Put that into perspective: it took chemo, of all things, to make me brave enough for heels.
It takes guts to be the most authentic version of yourself in everything from how you dress to how you speak to what you believe. It’s not easy to stand up and say you like something, to add it to your collection when it doesn’t fit popular opinion of ‘cool’ or ‘beautiful’ or ‘accepted.’
It takes guts to be open about your individual perspective in the world, because you know that you’ll be the only one defending those choices. Cizek faced the same battles when she had to stand by her directorial decisions against popular opinion. Being individual is a solo mission. You’re the only you in the world. I won’t say individuality is a lonely mission, but I will say it requires cultivating a lot of strength and assurance in yourself, so that not only can you be the only you, but so you can also appreciate others as individuals too. Different but together.
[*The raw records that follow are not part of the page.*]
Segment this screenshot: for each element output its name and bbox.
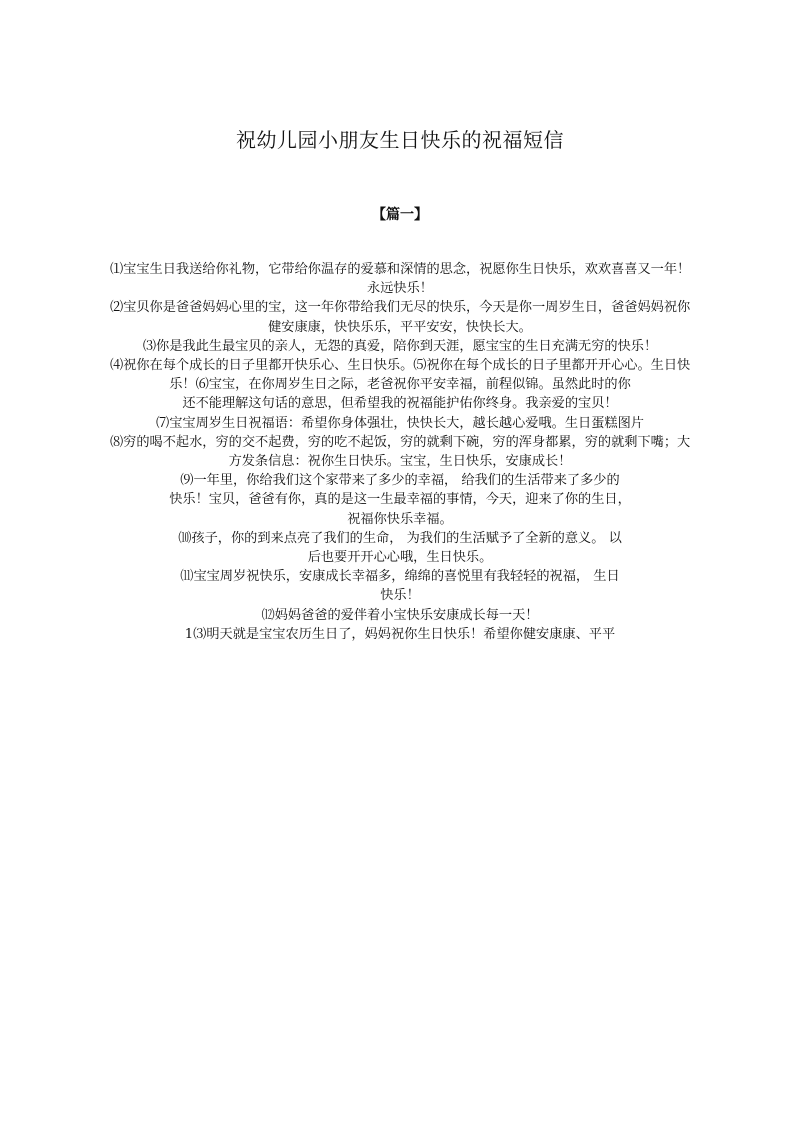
body-text (110, 260, 690, 644)
text-line: ⑼一年里，你给我们这个家带来了多少的幸福， 给我们的生活带来了多少的 (180, 473, 620, 489)
text-line: 还不能理解这句话的意思，但希望我的祝福能护佑你终身。我亲爱的宝贝！ (182, 396, 618, 412)
text-line: 健安康康，快快乐乐，平平安安，快快长大。 (268, 319, 532, 335)
text-line: 祝福你快乐幸福。 (347, 511, 453, 527)
text-line: ⑻穷的喝不起水，穷的交不起费，穷的吃不起饭，穷的就剩下碗，穷的浑身都累，穷的就剩下嘴；大 (110, 434, 691, 450)
text-line: ⑷祝你在每个成长的日子里都开快乐心、生日快乐。⑸祝你在每个成长的日子里都开开心心。生日快 (110, 358, 691, 374)
text-line: ⑵宝贝你是爸爸妈妈心里的宝，这一年你带给我们无尽的快乐，今天是你一周岁生日，爸爸妈妈祝你 (110, 300, 691, 316)
text-line: 永远快乐！ (367, 281, 433, 297)
text-line: ⑶你是我此生最宝贝的亲人，无怨的真爱，陪你到天涯，愿宝宝的生日充满无穷的快乐！ (142, 338, 658, 354)
text-line: ⑿妈妈爸爸的爱伴着小宝快乐安康成长每一天！ (261, 607, 539, 623)
text-line: 后也要开开心心哦，生日快乐。 (307, 550, 493, 566)
text-line: ⑾宝宝周岁祝快乐，安康成长幸福多，绵绵的喜悦里有我轻轻的祝福， 生日 (180, 569, 620, 585)
text-line: ⑺宝宝周岁生日祝福语：希望你身体强壮，快快长大，越长越心爱哦。生日蛋糕图片 (156, 415, 644, 431)
section-heading: 【篇一】 (372, 207, 428, 223)
text-line: 1⑶明天就是宝宝农历生日了，妈妈祝你生日快乐！希望你健安康康、平平 (184, 626, 616, 642)
document-title: 祝幼儿园小朋友生日快乐的祝福短信 (236, 128, 564, 152)
text-line: 方发条信息：祝你生日快乐。宝宝，生日快乐，安康成长！ (228, 454, 572, 470)
text-line: 乐！⑹宝宝，在你周岁生日之际，老爸祝你平安幸福，前程似锦。虽然此时的你 (169, 377, 631, 393)
text-line: 快乐！宝贝，爸爸有你，真的是这一生最幸福的事情，今天，迎来了你的生日， (169, 492, 631, 508)
text-line: 快乐！ (380, 588, 420, 604)
text-line: ⑴宝宝生日我送给你礼物，它带给你温存的爱慕和深情的思念，祝愿你生日快乐，欢欢喜喜又一年！ (110, 262, 691, 277)
text-line: ⑽孩子，你的到来点亮了我们的生命， 为我们的生活赋予了全新的意义。 以 (178, 530, 622, 546)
That’s where this featured Denim jumpsuit comes in…
It was one of those ultimate online shopping finds. Girl finds jumpsuit. Girl loves jumpsuit. Girl takes too long to decide that it’s worth every penny. Girl cries when it’s sold out…
But alas, girl finds hope. ONE jumpsuit came back in stock in my size, and I snagged it. It fits like a 70’s dream, tight on the curves and flared in all the right ways. Like denim velvet…
I love this thing, as much as I love the dress from “How to Look Great in Everything You Own”. I feel myself. I feel empowered. I feel flippin’ fabulous in it. It’s about as me as the freckles on my cheeks. That a designer could somehow speak to my soul through a simple jumpsuit without ever having met me is what former fashion kids like me live for.
The moral is, if you’re in the market for a new sense of self pride, if you’ve been longing for the courage and inspiration to be yourself, don’t be afraid of where you might find it.
You are the curator of your life. You are solely in charge of making the best decisions for yourself. From your music to your art to your wardrobe to your diet. TRUST YOUR INSTINCTS.
In a book, in the closet, in a photograph, in an artistic endeavor. Find your you, embrace it, cherish it, and do your best to keep it up, keep feeding it, adding to the collection. You won’t always feel brave enough to be unabashedly yourself, but if you can do it more often than not, it’s a job well done.
A well curated life, one that speaks to your soul in every way, is a happy life.